RMSE is a way to figure out how wrong your guesses are, on average. Here is what you do: take each guess and compare it to the real number. Figure out how far off you were. Then multiply each difference by itself (squaring it). Add up all those results, divide by how many baskets you guessed, and then take the square root of that number.

Why go through all this squaring and square-rooting? Because it makes big mistakes count extra. If you were off by 1 apple, the squared error is 1. If you were off by 5 apples, the squared error is 25. That is 25 times worse, not just 5 times worse. So RMSE punishes big blunders more than small slip-ups.

The final number you get is in apples (the same thing you were measuring), so it is easy to understand. If the RMSE is 2, it means your guesses are typically about 2 apples off from the real number. A smaller RMSE means better guessing.

References

Hastie, T., Tibshirani, R., & Friedman, J. (2009). *The Elements of Statistical Learning: Data Mining, Inference, and Prediction* (2nd ed.). Springer.
Willmott, C. J., & Matsuura, K. (2005). "Advantages of the mean absolute error (MAE) over the root mean square error (RMSE) in assessing average model performance." *Climate Research*, 30, 79-82.
Chai, T., & Draxler, R. R. (2014). "Root mean square error (RMSE) or mean absolute error (MAE)? Arguments against avoiding RMSE in the literature." *Geoscientific Model Development*, 7, 1247-1250.
Hodson, T. O. (2022). "Root-mean-square error (RMSE) or mean absolute error (MAE): when to use them or not." *Geoscientific Model Development*, 15(14), 5481-5487.
Goodfellow, I., Bengio, Y., & Courville, A. (2016). *Deep Learning*. MIT Press.
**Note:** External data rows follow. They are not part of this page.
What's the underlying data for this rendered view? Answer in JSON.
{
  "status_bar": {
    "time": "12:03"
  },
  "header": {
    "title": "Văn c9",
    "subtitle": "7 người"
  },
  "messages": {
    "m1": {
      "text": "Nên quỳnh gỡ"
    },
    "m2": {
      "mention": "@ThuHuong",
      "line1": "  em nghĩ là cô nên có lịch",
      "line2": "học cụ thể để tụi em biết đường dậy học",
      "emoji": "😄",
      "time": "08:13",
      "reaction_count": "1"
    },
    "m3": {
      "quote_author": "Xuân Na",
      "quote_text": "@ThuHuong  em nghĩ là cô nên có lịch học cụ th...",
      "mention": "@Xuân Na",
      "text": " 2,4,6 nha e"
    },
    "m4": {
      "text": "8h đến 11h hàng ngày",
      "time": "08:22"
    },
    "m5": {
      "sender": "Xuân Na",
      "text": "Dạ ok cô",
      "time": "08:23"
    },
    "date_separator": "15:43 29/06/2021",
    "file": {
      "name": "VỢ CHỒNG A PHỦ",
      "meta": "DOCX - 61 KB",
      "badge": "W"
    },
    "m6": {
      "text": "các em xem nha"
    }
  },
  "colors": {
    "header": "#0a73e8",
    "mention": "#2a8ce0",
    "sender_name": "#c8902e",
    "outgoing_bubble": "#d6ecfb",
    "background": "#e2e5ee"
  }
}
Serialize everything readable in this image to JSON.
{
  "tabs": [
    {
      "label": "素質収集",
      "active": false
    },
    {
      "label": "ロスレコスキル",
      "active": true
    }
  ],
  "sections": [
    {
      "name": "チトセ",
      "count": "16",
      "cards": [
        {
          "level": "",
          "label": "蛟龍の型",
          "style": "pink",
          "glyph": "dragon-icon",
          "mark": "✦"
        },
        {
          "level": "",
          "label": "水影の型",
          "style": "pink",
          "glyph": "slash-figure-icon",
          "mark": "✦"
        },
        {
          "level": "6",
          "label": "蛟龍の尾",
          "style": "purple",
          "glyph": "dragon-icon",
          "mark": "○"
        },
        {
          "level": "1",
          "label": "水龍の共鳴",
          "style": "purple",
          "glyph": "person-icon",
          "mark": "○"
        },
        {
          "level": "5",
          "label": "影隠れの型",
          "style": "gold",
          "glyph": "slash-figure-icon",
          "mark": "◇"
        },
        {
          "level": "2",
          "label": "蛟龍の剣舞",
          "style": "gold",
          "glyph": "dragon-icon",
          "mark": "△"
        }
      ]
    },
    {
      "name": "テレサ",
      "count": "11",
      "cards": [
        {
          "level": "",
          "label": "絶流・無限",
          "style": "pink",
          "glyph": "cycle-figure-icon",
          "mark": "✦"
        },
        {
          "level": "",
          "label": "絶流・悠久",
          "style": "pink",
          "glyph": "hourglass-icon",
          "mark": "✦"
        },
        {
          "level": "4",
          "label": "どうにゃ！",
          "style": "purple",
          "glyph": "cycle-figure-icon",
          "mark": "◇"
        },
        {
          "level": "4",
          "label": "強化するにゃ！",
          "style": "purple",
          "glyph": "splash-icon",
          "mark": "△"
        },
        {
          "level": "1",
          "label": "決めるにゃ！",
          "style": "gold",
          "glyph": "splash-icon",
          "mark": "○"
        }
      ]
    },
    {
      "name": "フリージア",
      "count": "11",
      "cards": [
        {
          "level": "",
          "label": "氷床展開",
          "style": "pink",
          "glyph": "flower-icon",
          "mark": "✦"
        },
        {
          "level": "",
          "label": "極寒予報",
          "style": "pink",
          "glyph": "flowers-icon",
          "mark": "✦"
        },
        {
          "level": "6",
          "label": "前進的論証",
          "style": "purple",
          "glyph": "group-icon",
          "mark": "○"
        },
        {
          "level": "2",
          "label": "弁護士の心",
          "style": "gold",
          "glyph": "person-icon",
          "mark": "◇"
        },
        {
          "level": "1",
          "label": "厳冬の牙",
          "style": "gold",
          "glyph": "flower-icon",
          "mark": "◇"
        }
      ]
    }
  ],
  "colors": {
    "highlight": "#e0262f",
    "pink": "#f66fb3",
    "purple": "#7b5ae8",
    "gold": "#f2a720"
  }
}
Section 5.5.1.
Bishop, C. M. (2006). *Pattern Recognition and Machine Learning*. Springer. Section 1.2.5.
Stigler, S. M. (1981). "Gauss and the Invention of Least Squares." *Annals of Statistics*, 9(3), 465-474.
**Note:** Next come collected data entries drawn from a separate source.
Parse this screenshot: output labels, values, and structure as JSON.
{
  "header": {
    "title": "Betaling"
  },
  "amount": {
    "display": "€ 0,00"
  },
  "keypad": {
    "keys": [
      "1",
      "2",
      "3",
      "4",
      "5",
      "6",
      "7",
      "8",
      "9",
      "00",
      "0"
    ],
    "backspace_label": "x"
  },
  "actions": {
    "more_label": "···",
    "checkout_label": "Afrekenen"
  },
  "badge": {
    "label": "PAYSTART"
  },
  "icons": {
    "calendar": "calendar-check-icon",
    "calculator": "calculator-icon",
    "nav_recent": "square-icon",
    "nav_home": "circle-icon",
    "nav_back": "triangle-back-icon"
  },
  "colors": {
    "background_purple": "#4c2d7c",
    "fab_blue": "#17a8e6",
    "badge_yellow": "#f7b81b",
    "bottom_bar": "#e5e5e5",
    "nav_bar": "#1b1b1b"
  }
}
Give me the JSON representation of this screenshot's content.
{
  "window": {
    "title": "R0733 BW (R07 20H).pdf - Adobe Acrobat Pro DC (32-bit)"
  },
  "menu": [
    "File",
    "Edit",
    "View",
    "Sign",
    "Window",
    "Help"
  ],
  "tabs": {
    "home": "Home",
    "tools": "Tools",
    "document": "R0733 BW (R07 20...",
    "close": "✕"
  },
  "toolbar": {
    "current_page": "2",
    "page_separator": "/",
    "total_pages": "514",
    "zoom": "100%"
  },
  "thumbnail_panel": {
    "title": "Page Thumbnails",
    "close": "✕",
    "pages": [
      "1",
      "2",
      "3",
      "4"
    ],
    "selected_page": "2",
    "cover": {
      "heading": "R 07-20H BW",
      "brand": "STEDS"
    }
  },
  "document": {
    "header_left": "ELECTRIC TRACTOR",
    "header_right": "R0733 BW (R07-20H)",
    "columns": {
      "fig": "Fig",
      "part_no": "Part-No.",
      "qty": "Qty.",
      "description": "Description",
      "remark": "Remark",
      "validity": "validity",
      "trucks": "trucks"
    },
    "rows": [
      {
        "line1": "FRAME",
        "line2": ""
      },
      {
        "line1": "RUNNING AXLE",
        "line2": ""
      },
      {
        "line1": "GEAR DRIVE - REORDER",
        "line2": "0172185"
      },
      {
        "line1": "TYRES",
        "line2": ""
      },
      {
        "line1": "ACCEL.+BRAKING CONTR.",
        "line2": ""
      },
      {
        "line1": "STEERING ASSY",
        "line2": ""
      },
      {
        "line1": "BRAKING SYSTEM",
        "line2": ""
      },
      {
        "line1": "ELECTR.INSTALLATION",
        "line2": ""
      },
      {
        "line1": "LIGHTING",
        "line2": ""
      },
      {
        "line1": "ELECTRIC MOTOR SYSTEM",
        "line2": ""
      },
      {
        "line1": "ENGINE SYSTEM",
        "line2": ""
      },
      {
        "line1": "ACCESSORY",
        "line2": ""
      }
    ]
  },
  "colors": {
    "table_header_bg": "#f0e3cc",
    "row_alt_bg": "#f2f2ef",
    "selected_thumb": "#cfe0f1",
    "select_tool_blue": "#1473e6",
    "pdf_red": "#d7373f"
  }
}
Hyndman, R. J., & Koehler, A. B. (2006). "Another look at measures of forecast accuracy." *International Journal of Forecasting*, 22(4), 679-688.
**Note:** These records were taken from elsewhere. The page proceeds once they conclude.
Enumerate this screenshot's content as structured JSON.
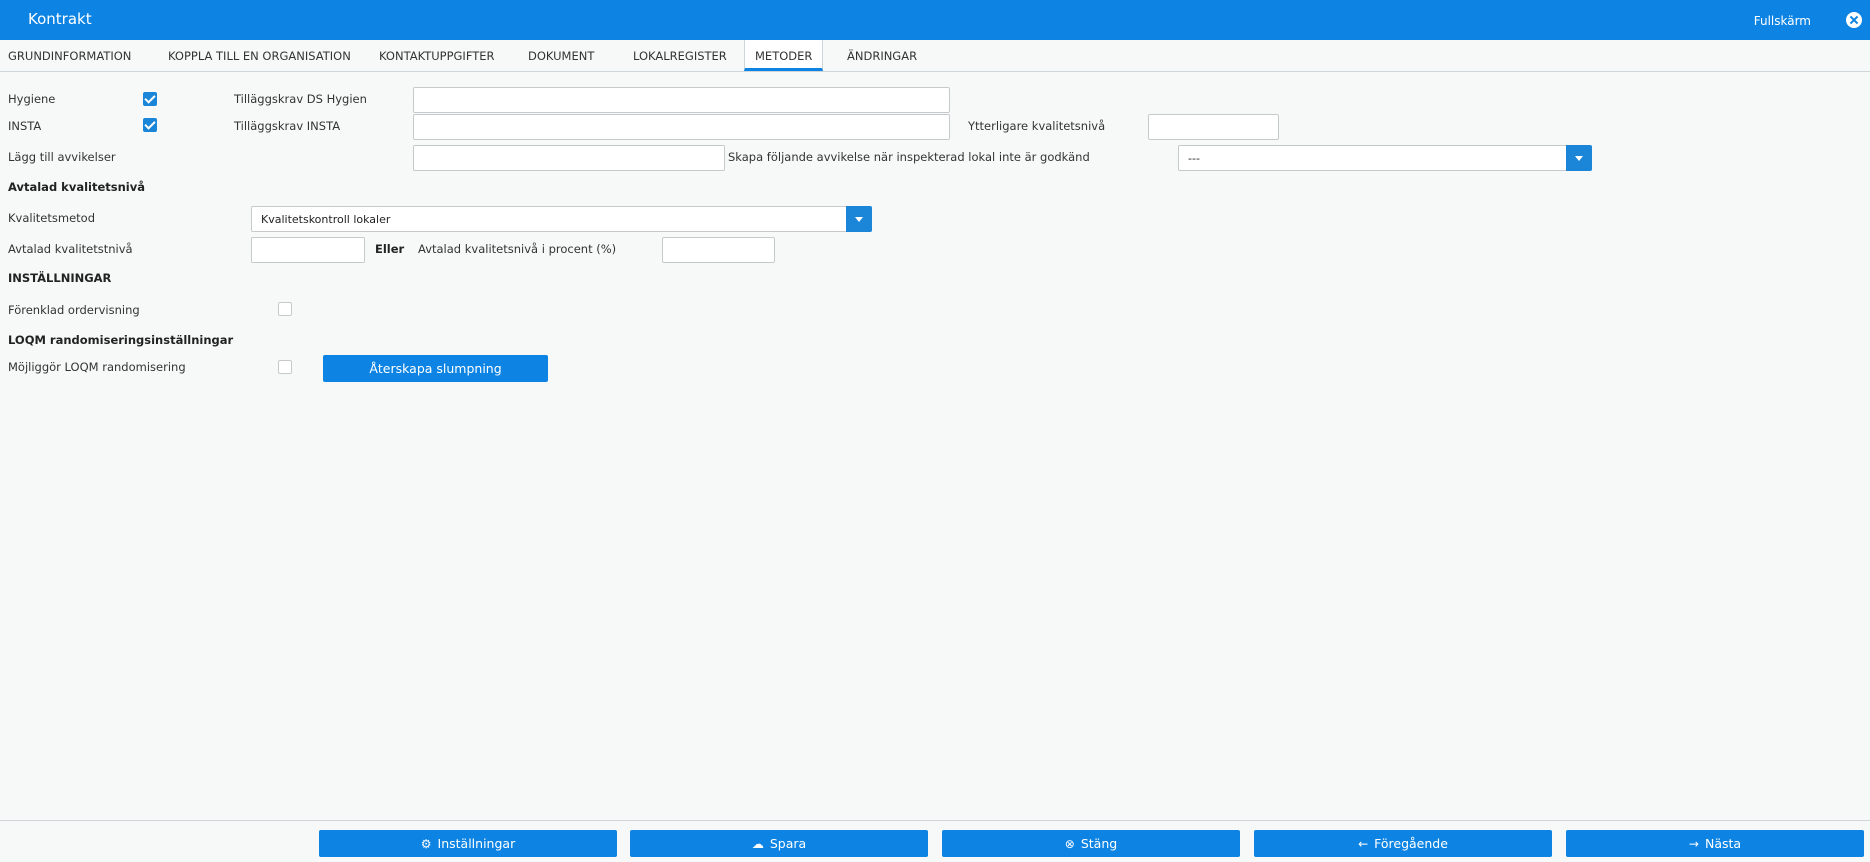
{
  "window": {
    "title": "Kontrakt",
    "fullscreen_label": "Fullskärm",
    "close_icon": "close-circle-icon"
  },
  "tabs": [
    {
      "label": "GRUNDINFORMATION",
      "active": false
    },
    {
      "label": "KOPPLA TILL EN ORGANISATION",
      "active": false
    },
    {
      "label": "KONTAKTUPPGIFTER",
      "active": false
    },
    {
      "label": "DOKUMENT",
      "active": false
    },
    {
      "label": "LOKALREGISTER",
      "active": false
    },
    {
      "label": "METODER",
      "active": true
    },
    {
      "label": "ÄNDRINGAR",
      "active": false
    }
  ],
  "form": {
    "hygiene": {
      "label": "Hygiene",
      "checked": true
    },
    "insta": {
      "label": "INSTA",
      "checked": true
    },
    "tillaggskrav_ds": {
      "label": "Tilläggskrav DS Hygien",
      "value": ""
    },
    "tillaggskrav_insta": {
      "label": "Tilläggskrav INSTA",
      "value": ""
    },
    "ytterligare": {
      "label": "Ytterligare kvalitetsnivå",
      "value": ""
    },
    "lagg_till": {
      "label": "Lägg till avvikelser",
      "value": ""
    },
    "skapa": {
      "label": "Skapa följande avvikelse när inspekterad lokal inte är godkänd",
      "value": "---"
    },
    "avtalad_header": "Avtalad kvalitetsnivå",
    "kvalitetsmetod": {
      "label": "Kvalitetsmetod",
      "value": "Kvalitetskontroll lokaler"
    },
    "avtalad_niva": {
      "label": "Avtalad kvalitetstnivå",
      "value": ""
    },
    "eller": "Eller",
    "avtalad_procent": {
      "label": "Avtalad kvalitetsnivå i procent (%)",
      "value": ""
    },
    "installningar_header": "INSTÄLLNINGAR",
    "forenklad": {
      "label": "Förenklad ordervisning",
      "checked": false
    },
    "loqm_header": "LOQM randomiseringsinställningar",
    "mojliggor": {
      "label": "Möjliggör LOQM randomisering",
      "checked": false
    },
    "aterskapa_label": "Återskapa slumpning"
  },
  "footer": {
    "installningar": {
      "label": "Inställningar",
      "icon": "gear-icon"
    },
    "spara": {
      "label": "Spara",
      "icon": "cloud-upload-icon"
    },
    "stang": {
      "label": "Stäng",
      "icon": "close-circle-icon"
    },
    "foregaende": {
      "label": "Föregående",
      "icon": "arrow-left-icon"
    },
    "nasta": {
      "label": "Nästa",
      "icon": "arrow-right-icon"
    }
  },
  "colors": {
    "accent": "#0d84e3",
    "checkbox": "#1b86d8",
    "background": "#f7f9f9"
  }
}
James, G., Witten, D., Hastie, T., & Tibshirani, R. (2021). *An Introduction to Statistical Learning* (2nd ed.). Springer.
scikit-learn documentation. "sklearn.metrics.root_mean_squared_error." https://scikit-learn.org/stable/modules/generated/sklearn.metrics.root_mean_squared_error.html
Willmott, C. J., Robeson, S. M., & Matsuura, K. (2012). "A refined index of model performance." *International Journal of Climatology*, 32(13), 2088-2094.
Murphy, A. H. (1988). "Skill Scores Based on the Mean Square Error and Their Relationships to the Correlation Coefficient." *Monthly Weather Review*, 116(12), 2417-2424.
Nguyen, T., et al. (2023). "ClimateLearn: Benchmarking Machine Learning for Weather and Climate Modeling." *arXiv:2307.01909*.